There have been case reports of women with implants experiencing mastitis (a painful breast infection), clogged ducts, and milk-filled cysts in blocked ducts. No large-scale study has measured whether implants actually increase the frequency of these problems, so it’s impossible to say definitively that implants raise your risk. But if ducts were partially severed or compressed, milk that can’t drain properly creates the conditions where blockages and infections develop.

Signs of a clogged duct include a firm, tender lump in the breast that may feel warm. Mastitis adds flu-like symptoms: fever, chills, and redness spreading across the skin. Frequent nursing on the affected side and gentle massage toward the nipple during feeds are the first-line approach to clearing a blockage before it progresses.

When Supplementing Makes Sense

Some women with implants produce a full supply with no issues. Others produce most of what their baby needs but fall short. If your milk supply is genuinely limited because of duct or nerve damage from surgery, supplementing with formula or donor milk doesn’t have to mean giving up breastfeeding.
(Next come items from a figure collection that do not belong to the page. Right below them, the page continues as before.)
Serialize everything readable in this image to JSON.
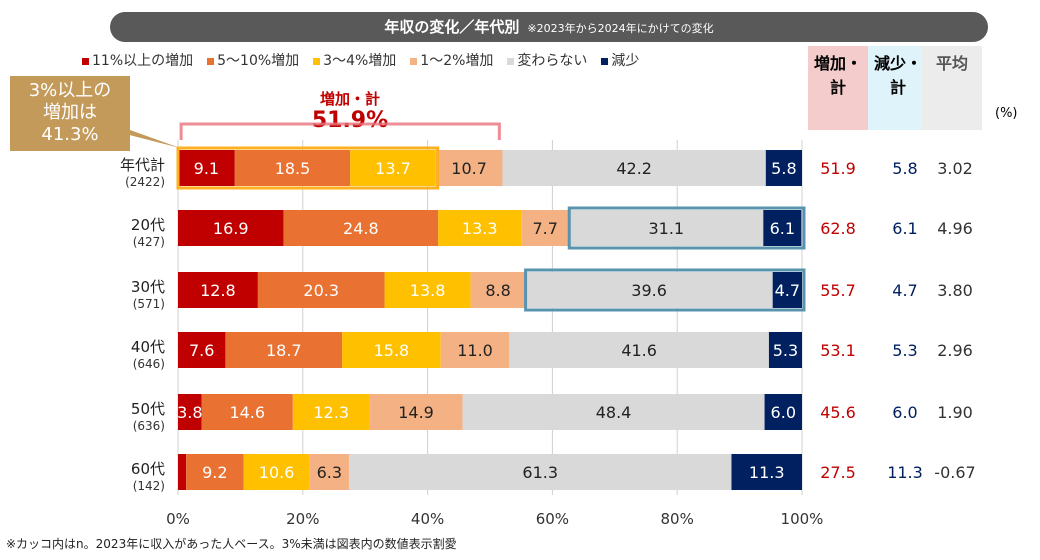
{
  "title": "年収の変化／年代別",
  "subtitle": "※2023年から2024年にかけての変化",
  "callout": [
    "3%以上の",
    "増加は",
    "41.3%"
  ],
  "bracket": {
    "label": "増加・計",
    "value": "51.9%"
  },
  "headers": {
    "inc": "増加・計",
    "dec": "減少・計",
    "avg": "平均",
    "unit": "(%)"
  },
  "note": "※カッコ内はn。2023年に収入があった人ベース。3%未満は図表内の数値表示割愛",
  "chart_data": {
    "type": "bar",
    "orientation": "horizontal",
    "stacked": true,
    "xlim": [
      0,
      100
    ],
    "xticks": [
      "0%",
      "20%",
      "40%",
      "60%",
      "80%",
      "100%"
    ],
    "categories": [
      {
        "name": "年代計",
        "n": "(2422)"
      },
      {
        "name": "20代",
        "n": "(427)"
      },
      {
        "name": "30代",
        "n": "(571)"
      },
      {
        "name": "40代",
        "n": "(646)"
      },
      {
        "name": "50代",
        "n": "(636)"
      },
      {
        "name": "60代",
        "n": "(142)"
      }
    ],
    "series": [
      {
        "name": "11%以上の増加",
        "color": "#c00000",
        "values": [
          9.1,
          16.9,
          12.8,
          7.6,
          3.8,
          1.3
        ]
      },
      {
        "name": "5～10%増加",
        "color": "#e97132",
        "values": [
          18.5,
          24.8,
          20.3,
          18.7,
          14.6,
          9.2
        ]
      },
      {
        "name": "3～4%増加",
        "color": "#ffc000",
        "values": [
          13.7,
          13.3,
          13.8,
          15.8,
          12.3,
          10.6
        ]
      },
      {
        "name": "1～2%増加",
        "color": "#f4b183",
        "values": [
          10.7,
          7.7,
          8.8,
          11.0,
          14.9,
          6.3
        ]
      },
      {
        "name": "変わらない",
        "color": "#d9d9d9",
        "values": [
          42.2,
          31.1,
          39.6,
          41.6,
          48.4,
          61.3
        ]
      },
      {
        "name": "減少",
        "color": "#002060",
        "values": [
          5.8,
          6.1,
          4.7,
          5.3,
          6.0,
          11.3
        ]
      }
    ],
    "summary": {
      "inc": [
        "51.9",
        "62.8",
        "55.7",
        "53.1",
        "45.6",
        "27.5"
      ],
      "dec": [
        "5.8",
        "6.1",
        "4.7",
        "5.3",
        "6.0",
        "11.3"
      ],
      "avg": [
        "3.02",
        "4.96",
        "3.80",
        "2.96",
        "1.90",
        "-0.67"
      ]
    }
  }
}
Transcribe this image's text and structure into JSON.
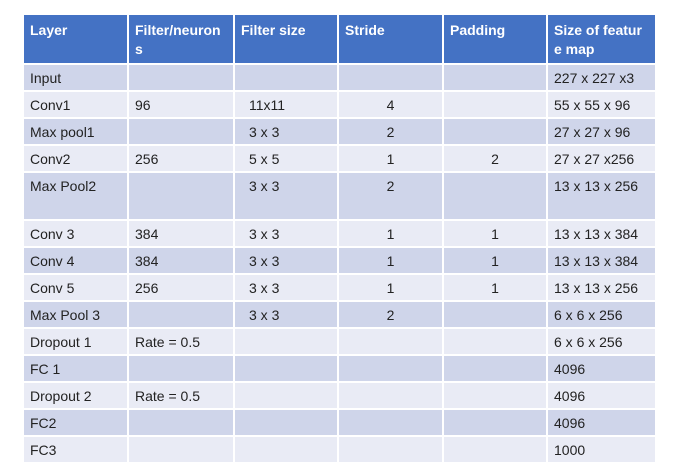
{
  "header": {
    "layer": "Layer",
    "filters": "Filter/neurons",
    "filter_size": "Filter size",
    "stride": "Stride",
    "padding": "Padding",
    "feature_map": "Size of feature map"
  },
  "rows": [
    {
      "layer": "Input",
      "filters": "",
      "filter_size": "",
      "stride": "",
      "padding": "",
      "feature_map": "227 x 227 x3"
    },
    {
      "layer": "Conv1",
      "filters": "96",
      "filter_size": "11x11",
      "stride": "4",
      "padding": "",
      "feature_map": "55 x 55 x 96"
    },
    {
      "layer": "Max pool1",
      "filters": "",
      "filter_size": "3 x 3",
      "stride": "2",
      "padding": "",
      "feature_map": "27 x 27 x 96"
    },
    {
      "layer": "Conv2",
      "filters": "256",
      "filter_size": "5 x 5",
      "stride": "1",
      "padding": "2",
      "feature_map": "27 x 27 x256"
    },
    {
      "layer": "Max Pool2",
      "filters": "",
      "filter_size": "3 x 3",
      "stride": "2",
      "padding": "",
      "feature_map": "13 x 13 x 256"
    },
    {
      "layer": "Conv 3",
      "filters": "384",
      "filter_size": "3 x 3",
      "stride": "1",
      "padding": "1",
      "feature_map": "13 x 13 x 384"
    },
    {
      "layer": "Conv 4",
      "filters": "384",
      "filter_size": "3 x 3",
      "stride": "1",
      "padding": "1",
      "feature_map": "13 x 13 x 384"
    },
    {
      "layer": "Conv 5",
      "filters": "256",
      "filter_size": "3 x 3",
      "stride": "1",
      "padding": "1",
      "feature_map": "13 x 13 x 256"
    },
    {
      "layer": "Max Pool 3",
      "filters": "",
      "filter_size": "3 x 3",
      "stride": "2",
      "padding": "",
      "feature_map": "6 x 6 x 256"
    },
    {
      "layer": "Dropout 1",
      "filters": "Rate = 0.5",
      "filter_size": "",
      "stride": "",
      "padding": "",
      "feature_map": "6 x 6 x 256"
    },
    {
      "layer": "FC 1",
      "filters": "",
      "filter_size": "",
      "stride": "",
      "padding": "",
      "feature_map": "4096"
    },
    {
      "layer": "Dropout 2",
      "filters": "Rate = 0.5",
      "filter_size": "",
      "stride": "",
      "padding": "",
      "feature_map": "4096"
    },
    {
      "layer": "FC2",
      "filters": "",
      "filter_size": "",
      "stride": "",
      "padding": "",
      "feature_map": "4096"
    },
    {
      "layer": "FC3",
      "filters": "",
      "filter_size": "",
      "stride": "",
      "padding": "",
      "feature_map": "1000"
    }
  ],
  "colors": {
    "header_bg": "#4472c4",
    "row_dark": "#cfd5ea",
    "row_light": "#e9ebf5"
  }
}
A supplemental nursing system, a thin tube taped to your breast that delivers formula while the baby nurses, lets your baby get extra nutrition at the breast while still stimulating your own production.

Working with a lactation consultant who has experience with post-surgical breastfeeding can make a significant difference. They can assess your specific situation, check for nerve function by testing nipple sensation, evaluate your baby’s latch, and create a feeding plan that maximizes what your body can produce while making sure your baby is well fed.